Harianpilar.com, Lampung Selatan – Usaha Pemerintah Kabupaten Lampung Selatan yang ingin memajukan kawasan Tempat Pelelangan Ikan (TPI) Kalianda Bom dengan menjadikan kawasan wisata kuliner terlihat jalan ditempat, betapa tidak ada beberapa bangunan yang telah berdiri dengan kokoh tetapi hingga saat ini terkesan tidak dipergunaka dengan baik.
Seperti bangunan terbuka untuk para pedagang kaki lima (PKL) dan beberapa bangunan yang tidak tahu apa peruntukannya terlihat mubazir padahal anggaran untuk pembuatan sarana prasarana tersebut menelan anggaran hingga milyaran rupiah. “Banyak bangunan yang tidak berfungsi seperti program awal pemerintah yang ingin membuat kawasan wisata kuliner di TPI bom kalianda bawah ini mas,” kata salah seorang warga kalianda minggu (25/10/2015).

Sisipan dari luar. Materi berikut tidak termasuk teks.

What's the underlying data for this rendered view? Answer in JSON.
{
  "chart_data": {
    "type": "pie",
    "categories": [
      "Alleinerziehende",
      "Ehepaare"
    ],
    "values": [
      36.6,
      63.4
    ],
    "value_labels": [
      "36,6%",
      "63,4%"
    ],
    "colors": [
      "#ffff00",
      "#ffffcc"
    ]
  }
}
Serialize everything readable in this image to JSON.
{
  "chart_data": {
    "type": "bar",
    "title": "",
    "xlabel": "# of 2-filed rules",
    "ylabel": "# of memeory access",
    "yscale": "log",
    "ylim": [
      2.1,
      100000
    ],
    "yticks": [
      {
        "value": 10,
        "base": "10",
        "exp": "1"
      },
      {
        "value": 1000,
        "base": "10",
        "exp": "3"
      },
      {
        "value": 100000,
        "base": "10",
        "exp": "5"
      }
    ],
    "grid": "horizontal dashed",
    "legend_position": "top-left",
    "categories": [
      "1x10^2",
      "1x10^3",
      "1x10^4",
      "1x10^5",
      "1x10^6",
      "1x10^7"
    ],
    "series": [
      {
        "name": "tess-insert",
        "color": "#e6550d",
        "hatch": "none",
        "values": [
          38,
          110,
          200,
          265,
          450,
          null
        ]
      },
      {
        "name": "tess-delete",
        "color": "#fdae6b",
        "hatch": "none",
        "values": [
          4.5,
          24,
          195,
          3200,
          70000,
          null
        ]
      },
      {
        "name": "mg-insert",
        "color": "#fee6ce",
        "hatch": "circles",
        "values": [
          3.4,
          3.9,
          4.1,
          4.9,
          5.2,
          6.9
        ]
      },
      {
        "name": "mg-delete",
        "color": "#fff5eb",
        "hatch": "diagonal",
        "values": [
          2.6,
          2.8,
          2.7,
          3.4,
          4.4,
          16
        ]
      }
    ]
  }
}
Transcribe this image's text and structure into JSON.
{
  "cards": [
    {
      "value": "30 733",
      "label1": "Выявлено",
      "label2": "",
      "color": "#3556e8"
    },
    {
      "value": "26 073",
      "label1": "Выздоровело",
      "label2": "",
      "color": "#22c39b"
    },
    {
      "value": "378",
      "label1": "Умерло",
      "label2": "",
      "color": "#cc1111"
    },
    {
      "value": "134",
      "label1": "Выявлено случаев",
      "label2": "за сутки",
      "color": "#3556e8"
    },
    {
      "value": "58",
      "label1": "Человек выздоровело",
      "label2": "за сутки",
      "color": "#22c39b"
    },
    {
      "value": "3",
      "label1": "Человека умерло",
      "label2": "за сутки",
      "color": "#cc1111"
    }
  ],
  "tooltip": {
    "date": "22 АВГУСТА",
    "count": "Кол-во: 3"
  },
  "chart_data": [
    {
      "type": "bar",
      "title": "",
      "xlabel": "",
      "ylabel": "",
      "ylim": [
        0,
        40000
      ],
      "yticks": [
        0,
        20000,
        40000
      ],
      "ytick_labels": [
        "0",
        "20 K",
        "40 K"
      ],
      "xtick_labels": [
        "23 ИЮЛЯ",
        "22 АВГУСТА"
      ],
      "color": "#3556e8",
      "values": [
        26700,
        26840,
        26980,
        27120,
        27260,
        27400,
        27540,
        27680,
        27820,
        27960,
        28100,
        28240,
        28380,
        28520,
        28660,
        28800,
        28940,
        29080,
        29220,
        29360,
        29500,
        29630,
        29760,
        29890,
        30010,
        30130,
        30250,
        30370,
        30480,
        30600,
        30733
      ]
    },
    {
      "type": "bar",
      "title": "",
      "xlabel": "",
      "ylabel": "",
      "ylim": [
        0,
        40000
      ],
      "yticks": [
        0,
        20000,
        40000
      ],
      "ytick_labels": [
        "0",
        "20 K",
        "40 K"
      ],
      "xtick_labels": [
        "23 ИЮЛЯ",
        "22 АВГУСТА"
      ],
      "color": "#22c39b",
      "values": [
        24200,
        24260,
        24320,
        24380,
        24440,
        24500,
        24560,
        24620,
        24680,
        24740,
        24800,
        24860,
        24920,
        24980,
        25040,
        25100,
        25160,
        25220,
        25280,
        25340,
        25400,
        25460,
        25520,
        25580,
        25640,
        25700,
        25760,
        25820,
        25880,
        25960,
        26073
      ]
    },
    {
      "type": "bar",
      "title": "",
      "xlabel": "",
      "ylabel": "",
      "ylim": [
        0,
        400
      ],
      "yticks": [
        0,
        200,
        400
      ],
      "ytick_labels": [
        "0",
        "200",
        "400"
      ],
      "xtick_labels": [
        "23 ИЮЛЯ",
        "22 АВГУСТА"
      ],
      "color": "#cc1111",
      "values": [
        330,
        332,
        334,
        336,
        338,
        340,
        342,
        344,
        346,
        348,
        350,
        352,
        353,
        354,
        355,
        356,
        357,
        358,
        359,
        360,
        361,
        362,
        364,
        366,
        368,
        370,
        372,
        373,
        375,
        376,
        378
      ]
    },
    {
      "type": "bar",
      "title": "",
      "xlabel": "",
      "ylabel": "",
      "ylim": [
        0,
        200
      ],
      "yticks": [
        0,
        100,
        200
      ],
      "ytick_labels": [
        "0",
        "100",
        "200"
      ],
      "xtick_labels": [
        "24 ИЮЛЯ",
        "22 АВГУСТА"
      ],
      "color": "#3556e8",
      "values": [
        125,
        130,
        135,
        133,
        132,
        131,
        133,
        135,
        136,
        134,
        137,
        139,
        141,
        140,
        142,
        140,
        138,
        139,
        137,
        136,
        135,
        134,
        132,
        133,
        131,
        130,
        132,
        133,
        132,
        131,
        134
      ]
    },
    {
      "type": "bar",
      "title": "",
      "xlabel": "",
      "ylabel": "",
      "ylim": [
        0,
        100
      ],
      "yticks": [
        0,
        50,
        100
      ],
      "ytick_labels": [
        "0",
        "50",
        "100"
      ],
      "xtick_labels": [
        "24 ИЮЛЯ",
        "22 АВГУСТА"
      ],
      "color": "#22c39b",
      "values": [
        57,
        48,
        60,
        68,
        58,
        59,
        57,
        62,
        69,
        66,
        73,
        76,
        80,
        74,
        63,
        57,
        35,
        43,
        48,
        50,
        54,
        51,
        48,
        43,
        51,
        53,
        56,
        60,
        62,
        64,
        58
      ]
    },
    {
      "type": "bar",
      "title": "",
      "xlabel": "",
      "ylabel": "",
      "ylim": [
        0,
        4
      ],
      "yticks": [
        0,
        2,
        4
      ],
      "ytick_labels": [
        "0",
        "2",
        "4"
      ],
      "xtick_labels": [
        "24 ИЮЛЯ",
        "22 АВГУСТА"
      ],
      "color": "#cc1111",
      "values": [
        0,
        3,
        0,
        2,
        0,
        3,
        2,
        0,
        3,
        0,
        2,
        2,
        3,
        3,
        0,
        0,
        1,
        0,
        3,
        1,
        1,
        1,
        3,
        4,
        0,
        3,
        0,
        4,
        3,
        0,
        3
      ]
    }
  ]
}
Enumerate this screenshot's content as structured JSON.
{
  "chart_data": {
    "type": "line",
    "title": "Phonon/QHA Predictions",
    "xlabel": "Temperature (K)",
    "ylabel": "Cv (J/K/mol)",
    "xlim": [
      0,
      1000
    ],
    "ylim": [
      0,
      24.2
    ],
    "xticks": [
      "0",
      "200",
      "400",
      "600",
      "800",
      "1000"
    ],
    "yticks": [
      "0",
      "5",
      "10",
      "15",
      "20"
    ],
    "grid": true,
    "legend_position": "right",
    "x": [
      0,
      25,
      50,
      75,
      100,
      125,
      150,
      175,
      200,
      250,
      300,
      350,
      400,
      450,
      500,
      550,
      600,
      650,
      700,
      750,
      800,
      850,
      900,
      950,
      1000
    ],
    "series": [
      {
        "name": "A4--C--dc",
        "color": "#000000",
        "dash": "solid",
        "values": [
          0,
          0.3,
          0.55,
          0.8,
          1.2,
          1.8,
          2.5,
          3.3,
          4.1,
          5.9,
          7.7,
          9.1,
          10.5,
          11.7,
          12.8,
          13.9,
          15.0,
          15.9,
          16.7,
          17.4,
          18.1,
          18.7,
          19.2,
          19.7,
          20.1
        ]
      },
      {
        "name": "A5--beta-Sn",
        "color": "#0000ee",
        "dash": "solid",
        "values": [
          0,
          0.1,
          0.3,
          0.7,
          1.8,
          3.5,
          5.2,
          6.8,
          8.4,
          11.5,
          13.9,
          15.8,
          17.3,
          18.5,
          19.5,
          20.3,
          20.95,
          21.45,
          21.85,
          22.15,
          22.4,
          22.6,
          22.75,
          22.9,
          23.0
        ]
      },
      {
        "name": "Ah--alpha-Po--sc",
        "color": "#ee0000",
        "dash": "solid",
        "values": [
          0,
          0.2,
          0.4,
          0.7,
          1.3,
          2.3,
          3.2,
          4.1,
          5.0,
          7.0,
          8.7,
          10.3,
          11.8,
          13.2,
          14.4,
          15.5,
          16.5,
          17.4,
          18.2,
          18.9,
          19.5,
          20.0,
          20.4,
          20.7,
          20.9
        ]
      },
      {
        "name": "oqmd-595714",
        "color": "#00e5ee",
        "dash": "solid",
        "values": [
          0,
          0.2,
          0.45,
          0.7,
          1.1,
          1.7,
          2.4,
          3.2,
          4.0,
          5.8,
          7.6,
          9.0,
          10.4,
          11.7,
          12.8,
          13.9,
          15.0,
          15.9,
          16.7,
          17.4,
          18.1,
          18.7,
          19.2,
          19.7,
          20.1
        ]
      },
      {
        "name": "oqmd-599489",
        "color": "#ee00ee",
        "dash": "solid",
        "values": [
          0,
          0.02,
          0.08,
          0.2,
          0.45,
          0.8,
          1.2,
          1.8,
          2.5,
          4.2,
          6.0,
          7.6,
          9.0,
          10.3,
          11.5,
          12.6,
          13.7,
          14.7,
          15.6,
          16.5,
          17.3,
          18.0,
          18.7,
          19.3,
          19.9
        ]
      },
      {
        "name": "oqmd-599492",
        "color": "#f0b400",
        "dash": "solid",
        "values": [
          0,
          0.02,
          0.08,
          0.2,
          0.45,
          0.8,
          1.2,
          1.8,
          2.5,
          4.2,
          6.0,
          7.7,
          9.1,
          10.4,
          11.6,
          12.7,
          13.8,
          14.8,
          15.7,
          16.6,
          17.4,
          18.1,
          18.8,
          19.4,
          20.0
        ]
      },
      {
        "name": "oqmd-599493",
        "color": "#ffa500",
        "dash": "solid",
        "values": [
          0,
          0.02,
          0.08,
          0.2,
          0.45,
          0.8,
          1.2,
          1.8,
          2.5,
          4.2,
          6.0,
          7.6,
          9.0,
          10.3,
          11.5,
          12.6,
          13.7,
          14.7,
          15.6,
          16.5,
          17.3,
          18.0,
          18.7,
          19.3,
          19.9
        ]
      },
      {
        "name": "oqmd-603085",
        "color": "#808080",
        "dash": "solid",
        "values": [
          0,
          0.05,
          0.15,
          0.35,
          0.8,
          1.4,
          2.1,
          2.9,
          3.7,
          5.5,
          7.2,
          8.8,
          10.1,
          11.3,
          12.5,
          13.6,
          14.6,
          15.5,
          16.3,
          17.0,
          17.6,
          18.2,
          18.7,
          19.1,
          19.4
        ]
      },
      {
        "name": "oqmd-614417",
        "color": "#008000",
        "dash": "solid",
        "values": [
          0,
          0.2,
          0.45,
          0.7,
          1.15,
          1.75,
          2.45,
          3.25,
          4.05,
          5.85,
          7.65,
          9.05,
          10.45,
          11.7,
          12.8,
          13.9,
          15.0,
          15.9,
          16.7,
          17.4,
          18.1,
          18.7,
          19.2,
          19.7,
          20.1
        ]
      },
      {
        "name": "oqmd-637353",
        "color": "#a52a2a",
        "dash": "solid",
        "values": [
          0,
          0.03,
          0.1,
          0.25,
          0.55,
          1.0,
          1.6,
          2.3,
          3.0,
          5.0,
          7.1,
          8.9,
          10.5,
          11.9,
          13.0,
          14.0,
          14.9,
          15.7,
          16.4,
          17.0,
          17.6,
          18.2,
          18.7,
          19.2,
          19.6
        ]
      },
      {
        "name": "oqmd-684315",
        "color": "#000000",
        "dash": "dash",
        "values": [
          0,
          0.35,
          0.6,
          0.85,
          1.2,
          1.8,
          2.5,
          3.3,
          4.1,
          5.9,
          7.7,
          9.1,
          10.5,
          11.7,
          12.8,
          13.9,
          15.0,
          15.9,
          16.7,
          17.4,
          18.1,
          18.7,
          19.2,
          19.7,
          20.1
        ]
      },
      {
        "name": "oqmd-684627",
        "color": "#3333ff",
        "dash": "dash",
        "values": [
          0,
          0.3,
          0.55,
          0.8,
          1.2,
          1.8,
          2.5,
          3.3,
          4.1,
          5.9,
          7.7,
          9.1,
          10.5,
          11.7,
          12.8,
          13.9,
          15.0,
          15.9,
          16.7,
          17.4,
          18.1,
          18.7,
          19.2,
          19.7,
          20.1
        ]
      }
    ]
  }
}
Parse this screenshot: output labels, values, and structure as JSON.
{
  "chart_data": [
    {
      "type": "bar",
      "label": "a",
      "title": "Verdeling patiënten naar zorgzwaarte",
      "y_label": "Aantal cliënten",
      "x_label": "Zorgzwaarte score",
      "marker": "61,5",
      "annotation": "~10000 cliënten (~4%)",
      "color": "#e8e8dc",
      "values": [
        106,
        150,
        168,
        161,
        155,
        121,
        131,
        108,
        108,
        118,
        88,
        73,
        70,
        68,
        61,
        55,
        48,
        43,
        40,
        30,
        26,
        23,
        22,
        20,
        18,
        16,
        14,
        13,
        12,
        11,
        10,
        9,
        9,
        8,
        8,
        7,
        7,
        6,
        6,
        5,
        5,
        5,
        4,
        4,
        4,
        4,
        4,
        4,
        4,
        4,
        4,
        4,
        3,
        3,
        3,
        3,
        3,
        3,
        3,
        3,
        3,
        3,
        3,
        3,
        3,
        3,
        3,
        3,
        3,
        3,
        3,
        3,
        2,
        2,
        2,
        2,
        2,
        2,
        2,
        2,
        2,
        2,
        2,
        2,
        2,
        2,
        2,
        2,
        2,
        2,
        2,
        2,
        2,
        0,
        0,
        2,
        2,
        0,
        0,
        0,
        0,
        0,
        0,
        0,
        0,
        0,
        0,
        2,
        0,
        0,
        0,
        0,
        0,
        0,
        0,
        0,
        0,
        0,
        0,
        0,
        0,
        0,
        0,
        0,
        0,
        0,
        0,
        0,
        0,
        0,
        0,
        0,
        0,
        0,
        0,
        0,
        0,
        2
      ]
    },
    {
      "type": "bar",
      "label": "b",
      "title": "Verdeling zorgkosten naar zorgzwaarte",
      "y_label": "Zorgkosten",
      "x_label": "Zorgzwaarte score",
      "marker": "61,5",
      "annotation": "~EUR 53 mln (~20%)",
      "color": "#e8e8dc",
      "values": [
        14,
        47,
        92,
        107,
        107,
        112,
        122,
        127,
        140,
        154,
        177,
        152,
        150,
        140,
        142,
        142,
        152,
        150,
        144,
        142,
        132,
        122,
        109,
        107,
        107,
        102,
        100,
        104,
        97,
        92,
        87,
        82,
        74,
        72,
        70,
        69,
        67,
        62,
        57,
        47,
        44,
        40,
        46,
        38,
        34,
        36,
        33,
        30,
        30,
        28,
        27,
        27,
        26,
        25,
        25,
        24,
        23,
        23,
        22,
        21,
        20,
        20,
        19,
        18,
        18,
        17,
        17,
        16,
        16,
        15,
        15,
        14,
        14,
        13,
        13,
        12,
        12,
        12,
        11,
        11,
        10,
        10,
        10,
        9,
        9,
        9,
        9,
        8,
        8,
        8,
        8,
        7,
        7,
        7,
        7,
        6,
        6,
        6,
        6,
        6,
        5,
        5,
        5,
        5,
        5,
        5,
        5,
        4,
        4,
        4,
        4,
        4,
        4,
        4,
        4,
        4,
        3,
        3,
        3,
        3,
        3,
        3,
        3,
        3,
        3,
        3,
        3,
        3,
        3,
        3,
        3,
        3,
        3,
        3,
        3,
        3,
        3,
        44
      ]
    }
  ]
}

Kepala Dinas Pasar dan Perdagangan Kabupaten Lampung Selatan R. Sri Hartati mengatakan, belum adanya para pedagang yang menempati kios PKL tersebut lantaran masih kurangnya minat para pembeli, sehingga mereka belum mau menempati kios-kios tersebut. “Kalau data para pedagang sudah lengkap dengan koprasi mina dermaga, tetapi karena sepinya pembeli jadi mereka belum mau menempati kios-kios itu,” katanya Jum’at (23/10/2015) lalu.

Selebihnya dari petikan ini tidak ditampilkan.